The Amazing World of Dr. Seuss Museum is a museum in Springfield, Massachusetts, United States located in the William Pynchon Memorial Building, which until 2009 housed the Connecticut Valley Historical Museum. The museum opened in June 2017. It is located on the Quadrangle along with the Dr. Seuss National Memorial Sculpture Garden and other museums.

== History ==

=== Connecticut Valley Historical Museum ===
In 1927 a new building was constructed to hold the collections of "natural, civil, military, literary, ecclesiastical and genealogical materials" belonging to The Connecticut Valley Historical Society, which had previously stored its collections at the City Library. It was designed by local architect Max Westhoff.

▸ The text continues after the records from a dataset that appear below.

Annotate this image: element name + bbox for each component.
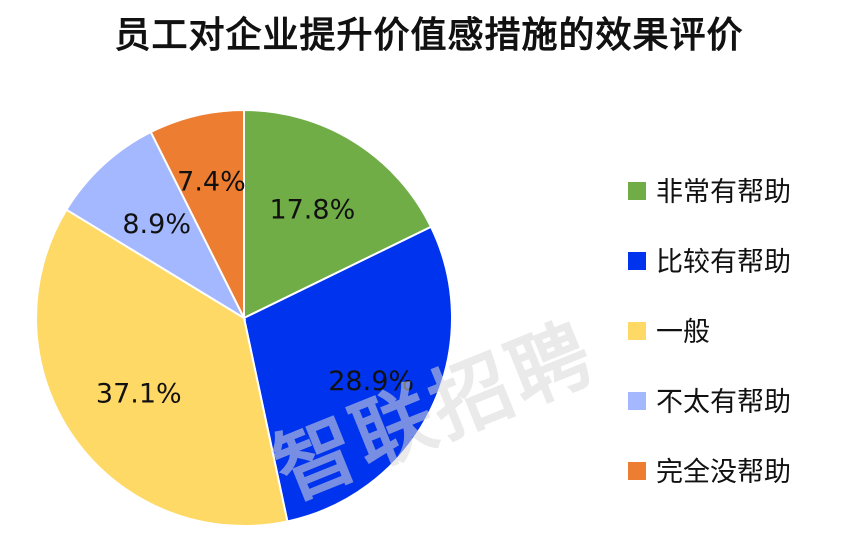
pie-slice-5 [149,108,245,319]
legend-label: 一般 [656,317,710,348]
pie-slice-2 [242,225,453,523]
legend-swatch [628,462,646,480]
pie-slice-3 [35,208,289,527]
legend-label: 不太有帮助 [656,387,791,418]
slice-value-label: 28.9% [328,366,414,397]
legend-swatch [628,392,646,410]
slice-value-label: 17.8% [269,195,355,226]
slice-labels: 17.8% 28.9% 37.1% 8.9% 7.4% [96,166,414,409]
slice-value-label: 8.9% [122,209,191,240]
slice-value-label: 37.1% [96,379,182,410]
legend-label: 完全没帮助 [656,457,791,488]
chart-title: 员工对企业提升价值感措施的效果评价 [114,15,744,56]
pie-slices [35,108,453,527]
legend-swatch [628,322,646,340]
legend-label: 比较有帮助 [656,247,791,278]
legend-swatch [628,182,646,200]
legend-label: 非常有帮助 [656,177,791,208]
slice-value-label: 7.4% [177,166,246,197]
pie-slice-4 [65,130,247,321]
pie-slice-1 [243,108,433,320]
legend-swatch [628,252,646,270]
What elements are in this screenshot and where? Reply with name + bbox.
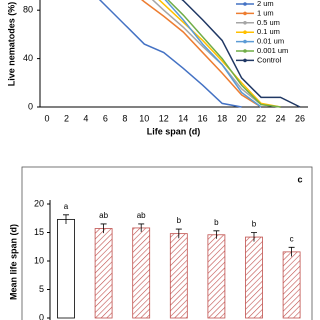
significance-letter: b (177, 216, 182, 225)
series-line (158, 0, 281, 108)
y-tick-label: 0 (39, 312, 44, 320)
significance-letter: b (252, 220, 257, 229)
legend-label: 2 um (257, 0, 274, 8)
legend-marker (243, 11, 247, 16)
legend-label: 0.01 um (257, 37, 284, 46)
series-line (167, 0, 281, 108)
legend-label: 0.001 um (257, 46, 288, 55)
x-tick-label: 16 (198, 113, 208, 123)
y-tick-label: 20 (34, 198, 44, 208)
bar (132, 227, 151, 319)
bar (94, 228, 113, 319)
significance-letter: ab (137, 211, 146, 220)
y-axis-label: Mean life span (d) (8, 224, 18, 300)
x-tick-label: 26 (295, 113, 305, 123)
legend-marker (243, 49, 247, 53)
legend-marker (243, 58, 247, 63)
x-tick-label: 0 (44, 113, 49, 123)
legend-label: 0.1 um (257, 27, 280, 36)
bar (245, 236, 263, 319)
error-bar (251, 232, 257, 242)
legend-label: 0.5 um (257, 18, 280, 27)
error-bar (138, 223, 145, 232)
x-axis-label: Life span (d) (147, 126, 201, 136)
significance-letter: c (290, 234, 294, 243)
significance-letter: b (214, 218, 219, 227)
y-tick-label: 40 (23, 53, 33, 63)
x-tick-label: 22 (256, 113, 266, 123)
x-tick-label: 10 (139, 113, 149, 123)
legend-label: 1 um (257, 8, 274, 17)
error-bar (63, 214, 69, 224)
series-line (98, 0, 242, 108)
y-tick-label: 80 (23, 5, 33, 15)
error-bar (175, 228, 182, 239)
y-tick-label: 5 (39, 284, 44, 294)
legend-label: Control (257, 55, 282, 64)
x-tick-label: 4 (83, 113, 88, 123)
series-line (181, 0, 301, 108)
legend-marker (243, 39, 247, 44)
x-tick-label: 6 (103, 113, 108, 123)
bar (207, 234, 226, 319)
legend-marker (243, 2, 247, 6)
error-bar (288, 246, 295, 257)
x-tick-label: 18 (217, 113, 227, 123)
error-bar (213, 230, 220, 239)
error-bar (100, 223, 107, 234)
x-tick-label: 20 (237, 113, 247, 123)
x-tick-label: 8 (122, 113, 127, 123)
x-tick-label: 2 (64, 113, 69, 123)
series-line (140, 0, 262, 108)
x-tick-label: 14 (178, 113, 188, 123)
legend-marker (243, 21, 247, 25)
x-tick-label: 12 (159, 113, 169, 123)
significance-letter: ab (99, 211, 108, 220)
series-line (164, 0, 262, 108)
bar (282, 251, 301, 319)
panel-frame (21, 166, 313, 320)
bar (169, 233, 188, 319)
y-axis-label: Live nematodes (%) (6, 2, 16, 87)
significance-letter: a (64, 202, 69, 211)
y-tick-label: 10 (34, 255, 44, 265)
panel-label: c (297, 174, 302, 184)
bar (57, 218, 75, 319)
legend-marker (243, 30, 247, 34)
series-line (151, 0, 281, 108)
y-tick-label: 15 (34, 227, 44, 237)
y-tick-label: 0 (28, 101, 33, 111)
x-tick-label: 24 (276, 113, 286, 123)
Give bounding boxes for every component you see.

By 2007 plans had been made to renovate the building and repurpose it for a Dr. Seuss themed installation (later expanded into a full museum). The materials hosted in the museum were moved to a nearby office building in 2009.

=== The Amazing World of Dr. Seuss Museum ===
In March 2015, the Springfield Museums announced the opening of the new Seuss-focused museum. At the time, plans were made to open the first floor of the museum in June 2016, with the second floor to follow in 2017. Ultimately, both floors opened in June 2017.

==Exhibits==

The museum has several rooms on the main floor which contain a "Seussian version of Springfield", with interactive sculptures, exhibits, and original and reproduced artwork from Dr. Seuss. The upper level has original oil paintings, a recreation of Geisel's La Jolla studio, complete with his drawing board and other original items, and family and fan correspondence. The basement, called Cat's Corner, has art workspace and copies of Dr. Seuss Books to read.

===Readingville===
The Readingville Exhibit houses The ABC Wall, an interactive larger-than-life wall version of Dr. Seuss's ABC, which allowed children to touch various letters, hear the phonetic sound of the letter being pressed, and see the artwork from the book appear on the wall with the associated text below.

==Controversy==
The Seuss Museum was set to host a Children's Literature Festival featuring three children's authors, Lisa Yee, Mike Curato, and Mo Willems on October 14, 2017. On October 5, the three authors posted a statement on their Twitter accounts explaining their reason for canceling, namely, a recently painted mural featuring a Chinese racial stereotype from Seuss' first book And to Think That I Saw It on Mulberry Street. The museum canceled the event and also decided to remove the mural. The event was not rescheduled despite the authors thanking the museum for its quick action and offering to fulfill their speaking engagements.